Yla cosa continúa, lo de la manipulación, lo de querer hacernos comulgar con ruedas de molino, lo de tratar de aprovechar cualquier circunstancia para idear una historia con la que desprestigiar a los partidos políticos rivales, aunque tenga que ser a costa de empeorar el equilibrio en la sociedad. Basta que haya una mosca en una carnicería para echar por tierra la higiene y salubridad de todos los mercados. Basta que llegue unos minutos tarde el autobús para decir que el servicio de transportes urbanos es una bazofia. Y por contra, basta con que unos cuantos chavales consigan firmar un contrato miserable, con una duración ridícula, para decir que está mejorando el empleo; o que aprovechando que a determinado gerifalte le han atendido a cuerpo de rey, en la sanidad pública, se afirme que todos los pacientes gozan de habitación individual y enfermera a su entera disposición.

Así ha sucedido también con el uso descarado y partidista de la muerte de un senegalés en el popular barrio de Lavapiés, en Madrid, hace apenas unos días. Hubo quienes dijeron que la muerte era imputable a la policía, y cuando se supo que había obedecido a un infarto entonces esos mismos personajes le echaron la culpa al sistema capitalista. Ahora que se sabe que fue la policía municipal quien intentó reanimarlo, no ha habido nadie que haya rectificado, que haya pedido perdón, que haya dimitido de su cargo. Porque el caso es arrimar el ascua a su sardina, sin importarles demasiado la vida del desafortunado inmigrante.

Hay quienes son capaces de utilizar el sufrimiento ajeno con tal de promocionar determinadas siglas, aunque estén corriendo el riesgo de que, al echar siempre la culpa a los mismos, llegue a resplandecer la verdad, dejando las miserias al descubierto, y poniendo en evidencia la burda manipulación de los hechos. Porque quienes son protagonistas de este tipo de escarnios, pertenecen a un grupo que está acostumbrado a vivir en medio del bochorno y que, creen que se tipo de actuaciones son un antídoto contra el sistema.
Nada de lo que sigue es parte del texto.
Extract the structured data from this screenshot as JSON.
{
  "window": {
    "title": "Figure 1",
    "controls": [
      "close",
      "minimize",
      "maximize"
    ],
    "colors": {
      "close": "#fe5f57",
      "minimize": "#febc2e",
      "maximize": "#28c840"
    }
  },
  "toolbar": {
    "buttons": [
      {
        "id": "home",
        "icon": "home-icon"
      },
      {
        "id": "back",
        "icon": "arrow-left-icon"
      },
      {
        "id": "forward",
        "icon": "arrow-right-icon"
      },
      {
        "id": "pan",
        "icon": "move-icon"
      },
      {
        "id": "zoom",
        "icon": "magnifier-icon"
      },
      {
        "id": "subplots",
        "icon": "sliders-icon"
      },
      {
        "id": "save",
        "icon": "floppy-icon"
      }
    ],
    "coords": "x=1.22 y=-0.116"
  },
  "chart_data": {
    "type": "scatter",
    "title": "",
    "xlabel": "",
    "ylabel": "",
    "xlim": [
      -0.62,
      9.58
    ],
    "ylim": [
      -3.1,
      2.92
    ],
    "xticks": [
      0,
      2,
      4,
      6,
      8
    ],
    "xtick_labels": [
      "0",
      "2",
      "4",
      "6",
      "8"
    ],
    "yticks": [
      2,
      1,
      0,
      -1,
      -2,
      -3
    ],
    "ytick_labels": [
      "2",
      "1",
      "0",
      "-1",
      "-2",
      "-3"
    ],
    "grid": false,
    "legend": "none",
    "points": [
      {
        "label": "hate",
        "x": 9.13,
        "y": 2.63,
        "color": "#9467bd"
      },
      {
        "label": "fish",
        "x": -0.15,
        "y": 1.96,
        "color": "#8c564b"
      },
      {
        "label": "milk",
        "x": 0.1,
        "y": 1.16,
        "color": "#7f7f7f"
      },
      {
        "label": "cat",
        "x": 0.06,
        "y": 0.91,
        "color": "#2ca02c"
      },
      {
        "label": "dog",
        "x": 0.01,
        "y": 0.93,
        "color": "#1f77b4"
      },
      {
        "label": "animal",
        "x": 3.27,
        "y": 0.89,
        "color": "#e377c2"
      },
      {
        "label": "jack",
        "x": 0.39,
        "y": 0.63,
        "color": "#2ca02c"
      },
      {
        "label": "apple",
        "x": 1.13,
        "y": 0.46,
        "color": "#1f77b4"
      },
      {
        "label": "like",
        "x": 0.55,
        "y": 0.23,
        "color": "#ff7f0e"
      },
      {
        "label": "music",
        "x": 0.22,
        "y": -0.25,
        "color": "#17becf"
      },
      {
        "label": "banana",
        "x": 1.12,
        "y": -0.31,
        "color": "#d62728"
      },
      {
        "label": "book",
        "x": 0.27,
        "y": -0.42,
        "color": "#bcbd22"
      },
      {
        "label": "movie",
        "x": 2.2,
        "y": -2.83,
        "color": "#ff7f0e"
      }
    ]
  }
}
Alguno de esos bocazas llegó a decir que "la policía no estaba para castigar un barrio", y todo el mundo estaría de acuerdo con ellos, si se hubiera dado tal circunstancia. Pero lo cierto, es que la cosa no sucedió así, sino que un montón de individuos, azuzados por radicales, llegados de una y otra parte de la ciudad, la emprendieron a porrazos con el mobiliario urbano y con las lunas de los establecimientos, mientras prendían fuego a contenedores, bicicletas, y destrozaban todo lo que se les ponía por delante. De hecho, el firme de las calles, en poco tiempo, se llenó de cristales e inmundicia. Los establecimientos de restauración, que por allí son acogedores y abundantes, se vieron obligados a echar el cierre, y las tascas y tabernas llegaron a perder la caja de esa tarde noche de finales de invierno.

Estoy en condiciones de decir que eso sucedió de esa manera, al menos durante las horas que permanecí en el barrio. Pues durante ese tiempo, no vi a ningún policía destruyendo nada, ni agrediendo a nadie, sino en un tenso compás de espera, vigilando para que la cosa no se desmadrara demasiado. Fue esa una tarde noche con sabor agridulce, pues el buen rato pasado en la función a la que había asistido, en el teatro nacional, ubicado en pleno centro del barrio, se vio atribulada por el fallecimiento, en plena calle, de manera repentina, de una persona joven, y por la actuación desmedida de grupos de individuos, hábilmente manipulados por vaya usted a saber quién y con qué intenciones.

Este barrio, antes castizo, hoy cosmopolita, suele gozar de un ambiente que gusta a jóvenes y bohemios, donde lo mismo puede verse a Ian Gibson cenando en algún bareto, que a Alberto San Juan camino del pequeño teatro, regentado por una cooperativa, en la calle Zurita. Es éste un barrio de casas antiguas, en gran parte rehabilitadas, que le dan a Madrid un aspecto equivalente al que se respirara a finales del siglo XIX. Un barrio entrañable, que estos últimos días se ha visto salpicado de odio y violencia, de humo y olor a quemado, de golpes y carreras, amenazando acabar con la rutina de tomar un café o una cerveza en el bar de siempre donde se ven los típicos vecinos de toda la vida, o gente variopinta, de distintas procedencias. Un ambiente de barrio con el que no han podido acabar los tiempos modernos, que continua adelante a pesar de convivir en él más de ochenta nacionalidades diferentes, o quizás sea, precisamente, por eso.